Over the years, Carrie at her laptop—mostly typing some version of the phrase “And I couldn’t help but wonder…”—has become such an enduring image that it is, at this point, a widely shared meme. In And Just Like That, she does slightly less wondering—she’s a wannabe fiction writer now, as opposed to a sex columnist—but the typing is no less prominent. These days, however, there are even more intriguing elements to her famed laptop bashing, such as the fact she uses Pages over Google Docs (she has apparently learned nothing since the classic SATC Season 4 episode “My Motherboard, My Self” in which she loses all her work after her computer crashes) and also the fact that she clings onto such an old piece of technology.

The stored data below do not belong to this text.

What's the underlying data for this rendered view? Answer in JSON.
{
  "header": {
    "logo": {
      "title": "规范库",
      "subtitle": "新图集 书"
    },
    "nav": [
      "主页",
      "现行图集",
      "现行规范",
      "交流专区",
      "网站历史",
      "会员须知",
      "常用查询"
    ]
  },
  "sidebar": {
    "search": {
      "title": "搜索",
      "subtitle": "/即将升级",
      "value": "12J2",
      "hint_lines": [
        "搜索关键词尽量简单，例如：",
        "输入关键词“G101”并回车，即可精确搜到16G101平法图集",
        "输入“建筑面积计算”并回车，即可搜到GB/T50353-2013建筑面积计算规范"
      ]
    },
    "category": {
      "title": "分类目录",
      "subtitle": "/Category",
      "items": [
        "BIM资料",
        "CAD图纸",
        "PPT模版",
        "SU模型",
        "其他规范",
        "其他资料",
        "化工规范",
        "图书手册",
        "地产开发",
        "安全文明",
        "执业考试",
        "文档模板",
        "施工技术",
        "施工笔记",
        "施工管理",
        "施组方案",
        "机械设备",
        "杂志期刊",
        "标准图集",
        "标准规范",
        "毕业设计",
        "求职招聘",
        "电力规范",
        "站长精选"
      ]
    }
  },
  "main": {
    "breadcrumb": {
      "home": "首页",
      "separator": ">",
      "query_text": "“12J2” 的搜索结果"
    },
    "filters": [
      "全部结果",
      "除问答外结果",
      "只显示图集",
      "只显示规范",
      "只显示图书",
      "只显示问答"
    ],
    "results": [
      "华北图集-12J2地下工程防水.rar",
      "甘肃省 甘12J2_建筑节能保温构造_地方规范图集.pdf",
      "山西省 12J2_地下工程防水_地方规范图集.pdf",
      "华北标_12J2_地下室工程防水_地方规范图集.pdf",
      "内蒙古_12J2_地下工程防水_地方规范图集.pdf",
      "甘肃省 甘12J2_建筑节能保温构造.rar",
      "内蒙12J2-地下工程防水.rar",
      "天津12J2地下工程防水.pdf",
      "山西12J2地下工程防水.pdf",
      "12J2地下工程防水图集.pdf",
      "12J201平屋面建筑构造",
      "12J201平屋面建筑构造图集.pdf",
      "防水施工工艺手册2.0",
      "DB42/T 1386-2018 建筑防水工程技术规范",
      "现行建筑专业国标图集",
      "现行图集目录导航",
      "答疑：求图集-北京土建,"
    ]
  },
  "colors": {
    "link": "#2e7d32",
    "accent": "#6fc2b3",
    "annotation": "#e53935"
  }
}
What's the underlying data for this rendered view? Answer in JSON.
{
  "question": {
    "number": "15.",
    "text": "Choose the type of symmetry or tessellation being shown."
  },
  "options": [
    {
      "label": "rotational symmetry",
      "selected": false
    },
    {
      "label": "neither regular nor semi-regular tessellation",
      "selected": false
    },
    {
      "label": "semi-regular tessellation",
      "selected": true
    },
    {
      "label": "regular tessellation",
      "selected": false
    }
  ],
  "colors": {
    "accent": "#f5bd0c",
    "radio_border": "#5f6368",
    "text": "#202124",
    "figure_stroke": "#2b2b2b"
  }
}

But anyway, I digress.
Writing as a practice has been romanticized for a long time. But when we think of classic images of “writing,” we generally don’t think of having our faces inches from a laptop screen while at a desk or cross-legged in bed. Instead, we think of Joan Didion surrounded by books beside her typewriter, or Patti Smith scrawling in a leather-bound notebook, or Virginia Woolf writing letters to Vita Sackville-West in her spidery slanted script. But Carrie Bradshaw? Though fictional, Carrie was possibly the first—and only—person to make laptop writing look cool and semi-glamorous, and for that I can only thank her (with my tired fingers).
I will probably never feel chic while hunched over a laptop on a deadline while it’s sunny outside. And there’s nothing glam about firing off emails at 5 p.m., regardless of who they’re to. Still, during those Friday nights in which I’m thwacking a keyboard instead of enjoying my social life like a regular person, or those times in which I’m practically glued to the screen all day as if my laptop is another limb, I can’t help but think (or wonder) of Carrie Bradshaw and feel marginally better about having not picked up an actual pen in months.